Argentina needs to export to the level of Chile and Uruguay - IDESA

Report Nº: 79807/03/2019

Argentina needs to export to the level of Chile and Uruguay

Argentina is at a difficult puzzle. The interest rate is very high to rebuild the credit market and, with this, propel the exit from the recession. But as soon as it is lowered a bit, the dollar tends to rise. In a bi-monetary economy, where people trade in pesos but save in dollars, the exchange rate instability generates uncertainty that does not help to contain the inflation and get out of recession. Meanwhile, the pass-through of the high devaluation of 2018 to prices continues, so that inflation in the first two months of the year was higher than expected.

When looking at the economic situation in neighboring countries, such as Chile and Uruguay, the picture is quite different. Inflation in Chile is 2.5% and in Uruguay 8.4% annually. The dollar in both countries rose just 8% throughout the year 2018. Interest rates are as low as inflation, so the credit market for production and consumption work normally. Hence, Chile grew 3% and Uruguay 1.5% in 2018, in addition to which they have been growing moderately but steadily for several years, making both countries to surpass Argentina in Gross Domestic Product (GDP) per capita.

There are many factors that explain these marked differences in performance. But a very suggestive indicator that reveals the some of the causes of the differences is the per capita exports. In this sense, according to data from the statistical institutes of the three countries, it may be observed that:

  • Chile exports USD 4,025 per person.
  • Uruguay exports USD 2,134 per person.
  • Argentina exports only USD 1,384 per person.

These data show that both Chile and Uruguay have the capacity to generate much more exports than Argentina. This implies that, in relative terms, in Chile and Uruguay there is more abundance of dollars than in Argentina. This allows them to import much more (Chile imports for the equivalent of USD 3,000 per inhabitant and Uruguay USD 2,500 per inhabitant) than Argentina (which imports only USD 1,500 per inhabitant) without this causing any exchange rate instability. An economy with more imports has greater diversity of prices and quality of both capital goods and inputs for production and consumer goods for the population, thus providing greater welfare.

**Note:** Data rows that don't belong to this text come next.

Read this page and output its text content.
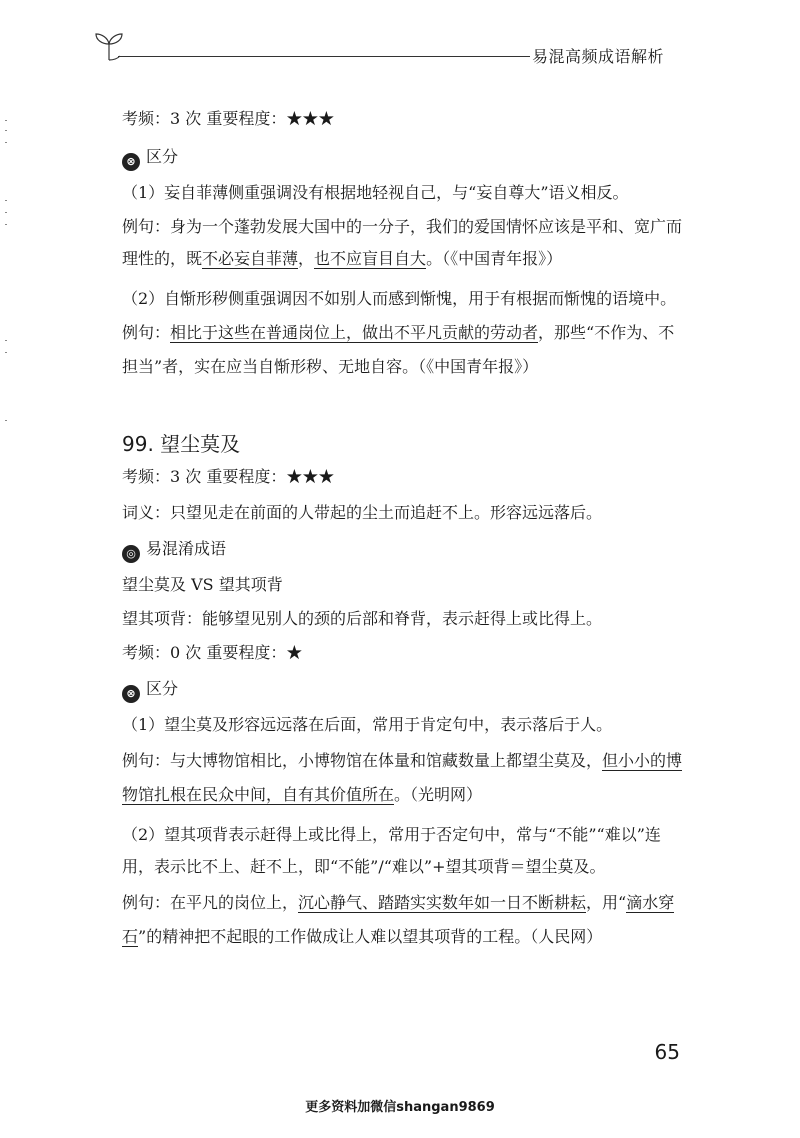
易混高频成语解析
考频：3 次 重要程度：★★★
⊗ 区分
（1）妄自菲薄侧重强调没有根据地轻视自己，与“妄自尊大”语义相反。
例句：身为一个蓬勃发展大国中的一分子，我们的爱国情怀应该是平和、宽广而
理性的，既不必妄自菲薄，也不应盲目自大。（《中国青年报》）
（2）自惭形秽侧重强调因不如别人而感到惭愧，用于有根据而惭愧的语境中。
例句：相比于这些在普通岗位上，做出不平凡贡献的劳动者，那些“不作为、不
担当”者，实在应当自惭形秽、无地自容。（《中国青年报》）
99. 望尘莫及
考频：3 次 重要程度：★★★
词义：只望见走在前面的人带起的尘土而追赶不上。形容远远落后。
◎ 易混淆成语
望尘莫及 VS 望其项背
望其项背：能够望见别人的颈的后部和脊背，表示赶得上或比得上。
考频：0 次 重要程度：★
⊗ 区分
（1）望尘莫及形容远远落在后面，常用于肯定句中，表示落后于人。
例句：与大博物馆相比，小博物馆在体量和馆藏数量上都望尘莫及，但小小的博
物馆扎根在民众中间，自有其价值所在。（光明网）
（2）望其项背表示赶得上或比得上，常用于否定句中，常与“不能”“难以”连
用，表示比不上、赶不上，即“不能”/“难以”+望其项背＝望尘莫及。
例句：在平凡的岗位上，沉心静气、踏踏实实数年如一日不断耕耘，用“滴水穿
石”的精神把不起眼的工作做成让人难以望其项背的工程。（人民网）
65
更多资料加微信shangan9869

The underlying problem of Argentina is that it generates much less foreign currency than needed to satisfy its quality of life aspirations. In other words, increasing economic activity and formal employment requires increasing imports because the productive sector consumes many intermediate and capital goods that are from foreign origin. In fact, 85% of imports in Argentina correspond to machines, spare parts and supplies. Likewise, Argentines are eager to consume foreign products and travel abroad as much as Chileans and Uruguayans do. But pretending to reactivate production, consume foreign goods and travel abroad exporting so little fatally results in currency instability and, associated with it, high inflation and recurrent recessions.

Stagnation and instability derive from a low export capacity. Given the abundance of resources available in the country to produce goods and services in high demand in the world it is even contradictory that Argentina exports so little. The explanation is in the domestic rules that make exporting from Argentina very difficult. Distortionary taxes, lack of infrastructure, poor regulations, few trade agreements are elements that conspire against the possibility of exporting more. Added to this is the instability in the exchange rate, marked by periods of exchange rate appreciations followed by strong devaluations imposed by the crisis due to the scarcity of dollars. This is a historical behavior and what is observed today as an extension of the lack of dollars and the devaluation of 2018.

The Nobel Prize in Economics, Paul Krugman, while being a critic of free trade, recognizes that the importance of exporting is that it permits to import. It is the way for people to enjoy the goods and services that are invented around the world and, in addition, improve their own capabilities to produce more dollars and thus keep importing.